Unter der Leitung von Chemiker Professor Philip Tinnefeld von der Ludwigs-Maximilians-Universität München (LMU) und in Kooperation mit Professor Fernando Stefani, Fachbereich Physik der Universität von Buenos Aires (UBA), Buenos Aires, Argentinien, haben Forschende der LMU mittels pMINFLUX multiplexing einen eleganten Ansatz entwickelt, um traditionelle Auflösungsgrenzen der Fluoreszenzmikroskopie für das schnelle Tracken von Molekülen zu überwinden.
Die innovative Methode pMINFLUX verfolgt schnelle dynamische Prozesse zwischen Molekülen auf molekularer Ebene. Das war bisher nicht möglich, da mehrere eingesetzte Farbstoffe für Anwendungen, in denen schnelle dynamische Prozesse untersucht werden, nicht gleichzeitig lokalisiert werden können. Das verschlechterte die zeitliche Auflösung bei der Untersuchung dieser dynamischer Prozesse, die unter Beteiligung mehrerer Biomoleküle stattfinden, erheblich.

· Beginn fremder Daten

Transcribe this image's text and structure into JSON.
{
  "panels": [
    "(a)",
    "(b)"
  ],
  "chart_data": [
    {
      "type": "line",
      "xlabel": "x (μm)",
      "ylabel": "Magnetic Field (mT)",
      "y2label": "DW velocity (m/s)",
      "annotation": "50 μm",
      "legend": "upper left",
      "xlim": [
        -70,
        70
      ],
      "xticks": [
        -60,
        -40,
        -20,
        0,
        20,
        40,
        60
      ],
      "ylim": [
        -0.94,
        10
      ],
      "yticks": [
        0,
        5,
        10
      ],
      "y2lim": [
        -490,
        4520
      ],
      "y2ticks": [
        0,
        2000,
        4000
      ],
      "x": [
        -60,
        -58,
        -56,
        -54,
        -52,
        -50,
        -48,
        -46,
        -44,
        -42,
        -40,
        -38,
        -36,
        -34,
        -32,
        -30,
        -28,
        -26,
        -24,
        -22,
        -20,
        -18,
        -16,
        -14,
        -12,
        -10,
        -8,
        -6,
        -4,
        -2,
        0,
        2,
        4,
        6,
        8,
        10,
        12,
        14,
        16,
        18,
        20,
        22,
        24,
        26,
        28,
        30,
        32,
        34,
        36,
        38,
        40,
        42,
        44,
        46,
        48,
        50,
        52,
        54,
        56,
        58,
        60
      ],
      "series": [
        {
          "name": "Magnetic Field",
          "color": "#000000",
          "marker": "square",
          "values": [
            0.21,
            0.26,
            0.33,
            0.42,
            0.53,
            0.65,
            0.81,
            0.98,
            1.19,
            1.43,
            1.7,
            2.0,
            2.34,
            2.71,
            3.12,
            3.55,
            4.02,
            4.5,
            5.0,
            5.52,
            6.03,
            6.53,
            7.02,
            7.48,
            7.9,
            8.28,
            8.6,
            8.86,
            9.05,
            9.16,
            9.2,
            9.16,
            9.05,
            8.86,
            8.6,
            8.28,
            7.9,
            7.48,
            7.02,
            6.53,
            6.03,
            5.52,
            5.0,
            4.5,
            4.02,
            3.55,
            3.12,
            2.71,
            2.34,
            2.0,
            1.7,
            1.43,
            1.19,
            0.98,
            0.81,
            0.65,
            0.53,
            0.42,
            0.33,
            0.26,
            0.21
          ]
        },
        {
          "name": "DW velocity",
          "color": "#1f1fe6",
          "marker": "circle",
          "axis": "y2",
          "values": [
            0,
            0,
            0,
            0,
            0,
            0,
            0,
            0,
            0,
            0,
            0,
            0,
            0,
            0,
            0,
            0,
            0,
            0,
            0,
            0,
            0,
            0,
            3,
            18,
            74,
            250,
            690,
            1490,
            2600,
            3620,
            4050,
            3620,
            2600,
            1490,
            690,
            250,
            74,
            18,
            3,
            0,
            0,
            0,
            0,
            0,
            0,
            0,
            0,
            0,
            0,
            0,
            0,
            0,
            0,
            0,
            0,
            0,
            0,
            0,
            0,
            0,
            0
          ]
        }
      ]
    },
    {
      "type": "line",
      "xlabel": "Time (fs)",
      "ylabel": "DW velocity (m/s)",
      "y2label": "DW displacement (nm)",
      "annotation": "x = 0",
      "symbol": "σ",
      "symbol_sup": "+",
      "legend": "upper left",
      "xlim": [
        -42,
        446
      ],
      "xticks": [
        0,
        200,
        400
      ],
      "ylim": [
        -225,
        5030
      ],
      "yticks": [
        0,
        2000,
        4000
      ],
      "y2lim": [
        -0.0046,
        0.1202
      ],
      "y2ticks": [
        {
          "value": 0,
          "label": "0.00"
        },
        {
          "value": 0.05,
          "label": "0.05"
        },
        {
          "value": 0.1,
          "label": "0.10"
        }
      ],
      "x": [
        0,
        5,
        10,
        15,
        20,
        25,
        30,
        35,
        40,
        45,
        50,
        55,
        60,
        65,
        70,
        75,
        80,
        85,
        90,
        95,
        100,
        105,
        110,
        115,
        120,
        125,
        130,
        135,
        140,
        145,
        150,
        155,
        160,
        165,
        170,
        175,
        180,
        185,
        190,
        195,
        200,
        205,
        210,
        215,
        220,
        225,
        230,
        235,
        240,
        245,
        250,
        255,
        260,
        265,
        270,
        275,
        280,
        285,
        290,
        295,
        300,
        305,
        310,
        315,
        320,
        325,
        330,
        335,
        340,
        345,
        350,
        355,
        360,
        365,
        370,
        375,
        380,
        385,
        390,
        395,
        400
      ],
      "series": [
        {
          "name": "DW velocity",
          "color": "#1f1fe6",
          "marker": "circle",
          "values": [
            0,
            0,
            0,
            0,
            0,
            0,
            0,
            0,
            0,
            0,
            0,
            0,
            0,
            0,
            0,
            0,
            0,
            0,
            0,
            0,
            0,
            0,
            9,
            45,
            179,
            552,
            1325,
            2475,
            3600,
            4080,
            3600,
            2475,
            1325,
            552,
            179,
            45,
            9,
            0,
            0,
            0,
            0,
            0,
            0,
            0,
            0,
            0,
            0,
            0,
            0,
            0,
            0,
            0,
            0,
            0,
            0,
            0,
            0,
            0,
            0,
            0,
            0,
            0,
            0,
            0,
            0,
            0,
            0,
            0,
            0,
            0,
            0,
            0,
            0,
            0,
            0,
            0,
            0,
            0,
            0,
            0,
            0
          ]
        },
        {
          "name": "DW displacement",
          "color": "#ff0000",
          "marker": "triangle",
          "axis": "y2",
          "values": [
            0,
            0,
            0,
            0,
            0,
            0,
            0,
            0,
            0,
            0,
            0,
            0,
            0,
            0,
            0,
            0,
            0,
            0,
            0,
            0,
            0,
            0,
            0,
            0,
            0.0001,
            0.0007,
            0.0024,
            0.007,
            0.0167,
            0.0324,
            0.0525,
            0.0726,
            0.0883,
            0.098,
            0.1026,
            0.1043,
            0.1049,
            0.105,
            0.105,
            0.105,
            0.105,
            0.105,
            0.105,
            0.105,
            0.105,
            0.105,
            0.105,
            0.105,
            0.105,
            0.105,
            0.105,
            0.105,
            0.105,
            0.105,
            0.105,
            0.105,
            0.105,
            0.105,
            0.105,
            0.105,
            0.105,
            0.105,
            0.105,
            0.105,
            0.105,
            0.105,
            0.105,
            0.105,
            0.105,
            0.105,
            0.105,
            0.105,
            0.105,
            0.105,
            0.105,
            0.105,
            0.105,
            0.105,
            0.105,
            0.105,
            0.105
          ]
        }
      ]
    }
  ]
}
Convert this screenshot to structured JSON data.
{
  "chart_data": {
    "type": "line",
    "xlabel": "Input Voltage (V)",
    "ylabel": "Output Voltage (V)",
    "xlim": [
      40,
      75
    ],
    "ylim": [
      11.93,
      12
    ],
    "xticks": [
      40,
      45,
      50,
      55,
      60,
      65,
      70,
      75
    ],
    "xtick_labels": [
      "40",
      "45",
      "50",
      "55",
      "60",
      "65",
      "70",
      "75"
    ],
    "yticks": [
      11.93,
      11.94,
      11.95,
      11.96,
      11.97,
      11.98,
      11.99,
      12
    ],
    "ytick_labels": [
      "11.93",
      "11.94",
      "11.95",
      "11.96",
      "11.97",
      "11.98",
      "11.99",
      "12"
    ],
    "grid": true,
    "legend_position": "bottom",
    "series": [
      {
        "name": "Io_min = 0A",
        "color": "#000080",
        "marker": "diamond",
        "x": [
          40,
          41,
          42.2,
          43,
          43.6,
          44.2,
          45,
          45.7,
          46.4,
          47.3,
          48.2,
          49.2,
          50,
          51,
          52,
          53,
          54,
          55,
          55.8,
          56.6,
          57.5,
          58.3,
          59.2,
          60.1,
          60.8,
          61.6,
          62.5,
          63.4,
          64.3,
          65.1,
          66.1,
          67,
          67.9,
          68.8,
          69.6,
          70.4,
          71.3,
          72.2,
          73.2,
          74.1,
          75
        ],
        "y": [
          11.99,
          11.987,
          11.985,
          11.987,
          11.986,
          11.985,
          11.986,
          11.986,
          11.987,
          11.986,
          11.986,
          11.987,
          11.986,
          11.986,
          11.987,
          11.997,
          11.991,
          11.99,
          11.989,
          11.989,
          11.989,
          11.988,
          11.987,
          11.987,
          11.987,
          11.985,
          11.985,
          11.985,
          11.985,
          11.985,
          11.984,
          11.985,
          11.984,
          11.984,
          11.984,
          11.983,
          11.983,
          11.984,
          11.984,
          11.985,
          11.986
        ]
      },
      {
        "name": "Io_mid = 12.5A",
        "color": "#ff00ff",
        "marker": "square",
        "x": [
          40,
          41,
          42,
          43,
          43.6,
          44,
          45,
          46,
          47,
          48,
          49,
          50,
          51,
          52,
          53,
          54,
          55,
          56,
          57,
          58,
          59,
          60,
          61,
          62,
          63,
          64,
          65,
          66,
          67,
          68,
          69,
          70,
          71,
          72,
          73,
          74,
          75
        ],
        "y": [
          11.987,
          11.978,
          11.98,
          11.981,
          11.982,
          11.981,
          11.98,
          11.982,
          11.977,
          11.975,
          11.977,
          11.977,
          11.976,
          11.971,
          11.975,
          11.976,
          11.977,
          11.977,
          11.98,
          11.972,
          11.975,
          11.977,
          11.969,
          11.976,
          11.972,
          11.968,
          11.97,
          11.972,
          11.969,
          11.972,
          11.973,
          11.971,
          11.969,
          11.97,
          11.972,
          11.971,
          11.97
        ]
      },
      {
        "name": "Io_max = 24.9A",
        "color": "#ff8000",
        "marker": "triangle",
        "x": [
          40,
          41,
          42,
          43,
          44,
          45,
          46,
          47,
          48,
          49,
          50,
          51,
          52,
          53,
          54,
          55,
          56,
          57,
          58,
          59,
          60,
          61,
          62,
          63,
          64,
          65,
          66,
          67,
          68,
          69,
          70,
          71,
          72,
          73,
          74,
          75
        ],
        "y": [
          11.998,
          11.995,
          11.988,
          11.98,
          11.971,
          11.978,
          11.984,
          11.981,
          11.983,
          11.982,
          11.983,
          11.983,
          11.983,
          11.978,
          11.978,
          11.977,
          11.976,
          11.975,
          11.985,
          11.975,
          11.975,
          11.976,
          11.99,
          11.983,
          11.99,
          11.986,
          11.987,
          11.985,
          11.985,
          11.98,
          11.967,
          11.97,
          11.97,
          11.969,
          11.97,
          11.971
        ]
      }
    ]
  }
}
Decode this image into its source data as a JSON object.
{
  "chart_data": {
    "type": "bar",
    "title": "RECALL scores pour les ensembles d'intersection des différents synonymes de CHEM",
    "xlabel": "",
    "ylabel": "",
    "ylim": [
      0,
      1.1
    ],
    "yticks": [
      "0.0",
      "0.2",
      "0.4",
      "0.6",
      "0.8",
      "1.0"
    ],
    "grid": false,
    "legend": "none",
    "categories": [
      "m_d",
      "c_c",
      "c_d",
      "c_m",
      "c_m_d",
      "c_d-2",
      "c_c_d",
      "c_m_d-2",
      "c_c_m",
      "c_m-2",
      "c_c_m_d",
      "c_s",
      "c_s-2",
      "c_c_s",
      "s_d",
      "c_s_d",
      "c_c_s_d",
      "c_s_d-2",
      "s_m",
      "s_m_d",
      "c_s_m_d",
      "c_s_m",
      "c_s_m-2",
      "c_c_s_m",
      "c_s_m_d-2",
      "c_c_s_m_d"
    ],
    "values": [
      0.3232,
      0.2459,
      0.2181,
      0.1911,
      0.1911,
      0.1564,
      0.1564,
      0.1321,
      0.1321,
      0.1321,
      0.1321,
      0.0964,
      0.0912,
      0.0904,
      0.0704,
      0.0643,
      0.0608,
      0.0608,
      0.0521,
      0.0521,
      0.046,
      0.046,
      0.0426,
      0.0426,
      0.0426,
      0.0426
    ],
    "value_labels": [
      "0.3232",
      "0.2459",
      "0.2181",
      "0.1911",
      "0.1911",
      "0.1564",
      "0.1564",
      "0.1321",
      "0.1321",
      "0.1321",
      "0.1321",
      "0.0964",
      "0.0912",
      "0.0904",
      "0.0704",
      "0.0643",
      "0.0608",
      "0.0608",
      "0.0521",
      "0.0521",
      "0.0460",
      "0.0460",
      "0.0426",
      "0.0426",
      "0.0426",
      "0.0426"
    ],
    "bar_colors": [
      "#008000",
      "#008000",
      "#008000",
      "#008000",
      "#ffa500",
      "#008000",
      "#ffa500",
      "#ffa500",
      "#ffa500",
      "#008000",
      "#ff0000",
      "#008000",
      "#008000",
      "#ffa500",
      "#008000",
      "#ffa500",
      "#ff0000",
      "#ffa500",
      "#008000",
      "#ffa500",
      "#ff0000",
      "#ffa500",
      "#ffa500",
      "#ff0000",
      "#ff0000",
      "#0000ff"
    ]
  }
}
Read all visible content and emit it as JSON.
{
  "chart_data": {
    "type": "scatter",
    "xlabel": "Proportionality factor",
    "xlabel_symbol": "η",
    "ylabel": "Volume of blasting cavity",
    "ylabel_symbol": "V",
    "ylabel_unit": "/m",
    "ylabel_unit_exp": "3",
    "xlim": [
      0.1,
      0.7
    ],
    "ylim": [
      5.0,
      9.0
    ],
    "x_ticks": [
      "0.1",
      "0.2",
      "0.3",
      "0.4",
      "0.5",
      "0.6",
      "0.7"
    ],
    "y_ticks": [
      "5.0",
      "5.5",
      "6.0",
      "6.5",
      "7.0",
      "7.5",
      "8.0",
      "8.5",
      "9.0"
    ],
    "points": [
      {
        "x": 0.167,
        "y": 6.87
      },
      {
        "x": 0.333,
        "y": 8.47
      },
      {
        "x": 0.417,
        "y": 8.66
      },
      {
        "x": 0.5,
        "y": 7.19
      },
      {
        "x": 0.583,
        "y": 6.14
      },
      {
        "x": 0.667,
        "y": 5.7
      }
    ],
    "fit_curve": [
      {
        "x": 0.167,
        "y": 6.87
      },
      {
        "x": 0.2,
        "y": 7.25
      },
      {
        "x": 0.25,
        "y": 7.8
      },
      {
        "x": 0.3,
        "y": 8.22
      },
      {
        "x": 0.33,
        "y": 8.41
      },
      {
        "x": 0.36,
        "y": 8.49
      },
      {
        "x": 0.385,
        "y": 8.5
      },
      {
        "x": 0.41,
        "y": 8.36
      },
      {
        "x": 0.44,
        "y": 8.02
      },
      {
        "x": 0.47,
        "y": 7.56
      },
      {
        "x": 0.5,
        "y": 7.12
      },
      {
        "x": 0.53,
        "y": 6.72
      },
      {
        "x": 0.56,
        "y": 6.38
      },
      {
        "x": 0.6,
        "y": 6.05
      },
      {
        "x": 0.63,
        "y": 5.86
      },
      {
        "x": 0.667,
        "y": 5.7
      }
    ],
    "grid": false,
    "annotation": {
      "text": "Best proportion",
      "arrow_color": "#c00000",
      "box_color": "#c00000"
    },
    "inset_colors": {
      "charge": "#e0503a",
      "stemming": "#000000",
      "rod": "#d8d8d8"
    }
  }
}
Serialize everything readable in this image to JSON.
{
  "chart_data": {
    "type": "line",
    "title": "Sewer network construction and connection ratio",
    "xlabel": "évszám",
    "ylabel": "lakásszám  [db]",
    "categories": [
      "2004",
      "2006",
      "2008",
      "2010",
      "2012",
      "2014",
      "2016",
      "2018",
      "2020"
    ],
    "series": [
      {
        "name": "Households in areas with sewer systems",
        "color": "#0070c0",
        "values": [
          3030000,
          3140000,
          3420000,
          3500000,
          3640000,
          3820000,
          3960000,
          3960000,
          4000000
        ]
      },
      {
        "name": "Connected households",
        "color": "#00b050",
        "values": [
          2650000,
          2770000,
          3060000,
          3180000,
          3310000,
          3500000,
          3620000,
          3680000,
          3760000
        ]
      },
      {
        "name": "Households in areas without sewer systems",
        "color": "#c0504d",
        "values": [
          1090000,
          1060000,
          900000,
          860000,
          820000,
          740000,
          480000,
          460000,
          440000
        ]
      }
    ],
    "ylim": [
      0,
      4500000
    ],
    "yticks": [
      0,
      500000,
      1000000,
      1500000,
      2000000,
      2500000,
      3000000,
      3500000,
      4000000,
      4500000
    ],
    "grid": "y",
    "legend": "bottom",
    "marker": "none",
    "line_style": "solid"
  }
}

Unter der Leitung von LMU-Chemiker Professor Philip Tinnefeld und in Kooperation mit Professor Fernando Stefani (Buenos Aires) haben Forschende der LMU mittels pMINFLUX multiplexing nun einen eleganten Ansatz entwickelt, um dieses Problem zu lösen.
MINFLUX ist eine super-auflösende Mikroskopiemethode, die Lokalisationen mit Präzisionen von nur einem Nanometer ermöglicht. Im Gegensatz zu konventionellem MINFLUX registriert das entwickelte pMINFLUX die Zeitdifferenz zwischen der Anregung der Farbstoffe mit einem Laserpuls und der daraus folgenden Fluoreszenz in Sub-Nanosekunden-Auflösung. Das ermöglicht neben ihrer Lokalisation Einblicke in eine grundlegende Eigenschaft der Fluoreszenzfarbstoffe: ihre Fluoreszenzlebensdauer. Diese beschreibt, wie lange es im Schnitt dauert, bis ein Farbstoffmolekül nach seiner Anregung fluoresziert.
„Die Fluoreszenzlebensdauer hängt vom verwendeten Farbstoff ab“, erklärt Fiona Cole, Erstautorin der Publikation. „Wir haben Unterschiede in der Fluoreszenzlebensdauer bei Verwendung verschiedener Farbstoffe genutzt, um die Fluoreszenz den unterschiedlichen Farbstoffmolekülen zuzuordnen, ohne dass ein Blinken und eine damit verbundene zeitliche Trennung nötig ist“.
Die Forschenden adaptierten hierfür den Lokalisierungsalgorithmus und bauten ein multiexponentielles Fit-Model ein, um die gewünschte Auftrennung zu erreichen. „Das hat uns erlaubt, die Position mehrerer Farbstoffe gleichzeitig zu bestimmen und so schnelle dynamische Prozesse zwischen mehreren Molekülen mit nanometergenauen Präzisionen zu untersuchen“, fügt Jonas Zähringer, ebenfalls Erstautor, hinzu.
Die Forschenden demonstrierten ihre Methode durch das genaue Tracken zweier DNA-Stränge während des Wechsels zwischen verschiedenen Positionen auf einer DNA-Origami-Nanostruktur, die Auftrennung von Translations- und Rotationsbewegungen einer DNA-Origami-Nanostruktur und die Messung des Abstandes zwischen den Antigen-Anbindestellen von Antikörpern.
„Das ist jedoch erst der Anfang“, so Philip Tinnefeld. „Ich bin mir sicher, dass pMINFLUX multiplexing mit seiner hohen zeitlichen und räumlichen Auflösung in Zukunft neue Erkenntnisse über Proteininteraktionen und andere biologische Phänomene liefern wird."